Prime Minister Kevin Rudd led the tributes to Utzon, who died in Copenhagen aged 90, describing him as a visionary whose legacy includes one of the world’s most spectacular and inspiring structures.
“This opera house is not just Sydney’s great symbol to the world, it’s Australia’s great symbol to the world. And we owe this great symbol to this great man who has now passed away,” Rudd said. “A son of Denmark, but I’ve got to say, in terms of his spirit, a son of Australia as well.”
The famous building’s lights were to be dimmed last night in memory of Utzon while the flags on Sydney’s nearby Harbor Bridge will fly at half-mast on today.
New South Wales state premier Nathan Rees said Australia was indebted to Utzon for the “architectural masterpiece” which draws some 7.5 million visitors each year.
“[He was] a man ahead of his time and we were lucky enough to be the beneficiaries,” he said.
“We pay tribute to a visionary architect whose design for the Sydney Opera House — an architectural masterpiece — has come to symbolize the spirit of our great nation around the world.”

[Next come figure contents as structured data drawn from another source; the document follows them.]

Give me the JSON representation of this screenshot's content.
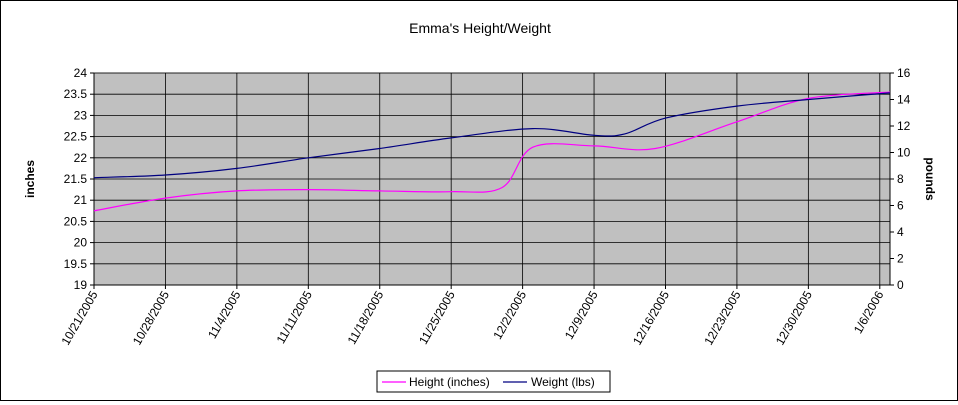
{
  "chart_data": {
    "type": "line",
    "title": "Emma's Height/Weight",
    "ylabel": "inches",
    "y2label": "pounds",
    "xlabel": "",
    "x_ticks": [
      "10/21/2005",
      "10/28/2005",
      "11/4/2005",
      "11/11/2005",
      "11/18/2005",
      "11/25/2005",
      "12/2/2005",
      "12/9/2005",
      "12/16/2005",
      "12/23/2005",
      "12/30/2005",
      "1/6/2006"
    ],
    "x_range": [
      "10/21/2005",
      "1/7/2006"
    ],
    "ylim": [
      19,
      24
    ],
    "y_ticks": [
      "19",
      "19.5",
      "20",
      "20.5",
      "21",
      "21.5",
      "22",
      "22.5",
      "23",
      "23.5",
      "24"
    ],
    "y2lim": [
      0,
      16
    ],
    "y2_ticks": [
      "0",
      "2",
      "4",
      "6",
      "8",
      "10",
      "12",
      "14",
      "16"
    ],
    "grid": "vertical and horizontal",
    "plot_background": "#c0c0c0",
    "legend_position": "bottom",
    "series": [
      {
        "name": "Height (inches)",
        "axis": "left",
        "color": "#ff00ff",
        "points": [
          {
            "x": "10/21/2005",
            "y": 20.75
          },
          {
            "x": "10/28/2005",
            "y": 21.05
          },
          {
            "x": "11/4/2005",
            "y": 21.22
          },
          {
            "x": "11/11/2005",
            "y": 21.25
          },
          {
            "x": "11/18/2005",
            "y": 21.22
          },
          {
            "x": "11/25/2005",
            "y": 21.2
          },
          {
            "x": "11/30/2005",
            "y": 21.3
          },
          {
            "x": "12/3/2005",
            "y": 22.25
          },
          {
            "x": "12/9/2005",
            "y": 22.28
          },
          {
            "x": "12/15/2005",
            "y": 22.22
          },
          {
            "x": "12/23/2005",
            "y": 22.85
          },
          {
            "x": "12/30/2005",
            "y": 23.4
          },
          {
            "x": "1/7/2006",
            "y": 23.55
          }
        ]
      },
      {
        "name": "Weight (lbs)",
        "axis": "right",
        "color": "#000080",
        "points": [
          {
            "x": "10/21/2005",
            "y": 8.1
          },
          {
            "x": "10/28/2005",
            "y": 8.3
          },
          {
            "x": "11/4/2005",
            "y": 8.8
          },
          {
            "x": "11/11/2005",
            "y": 9.6
          },
          {
            "x": "11/18/2005",
            "y": 10.3
          },
          {
            "x": "11/25/2005",
            "y": 11.1
          },
          {
            "x": "12/3/2005",
            "y": 11.8
          },
          {
            "x": "12/9/2005",
            "y": 11.3
          },
          {
            "x": "12/12/2005",
            "y": 11.4
          },
          {
            "x": "12/16/2005",
            "y": 12.6
          },
          {
            "x": "12/23/2005",
            "y": 13.5
          },
          {
            "x": "12/30/2005",
            "y": 14.0
          },
          {
            "x": "1/7/2006",
            "y": 14.5
          }
        ]
      }
    ]
  }
}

The Opera House Trust, which maintains and operates the building and which works with Utzon’s son Jan on modifications, said he was “an architectural and creative genius who gave Australia and the world a great gift.”
Utzon won a 1956 competition to design the building and began work the following year on a distinctive design which featured the off-white “sails” pointing towards the harbor.
But a storm of controversy over budget blow-outs and Utzon’s artistic vision saw him quit the project in 1966, and he never returned to Australia to see his the finished building.
When Britain’s Queen Elizabeth II opened the Opera House in 1973, the building’s interiors were not those of Utzon’s design and several unplanned venues had been added.
Sydney Opera House chief executive Richard Evans, who worked with Utzon on recent modifications, said he did not think the architect “carried around a lot of grief” about how the project was completed without him.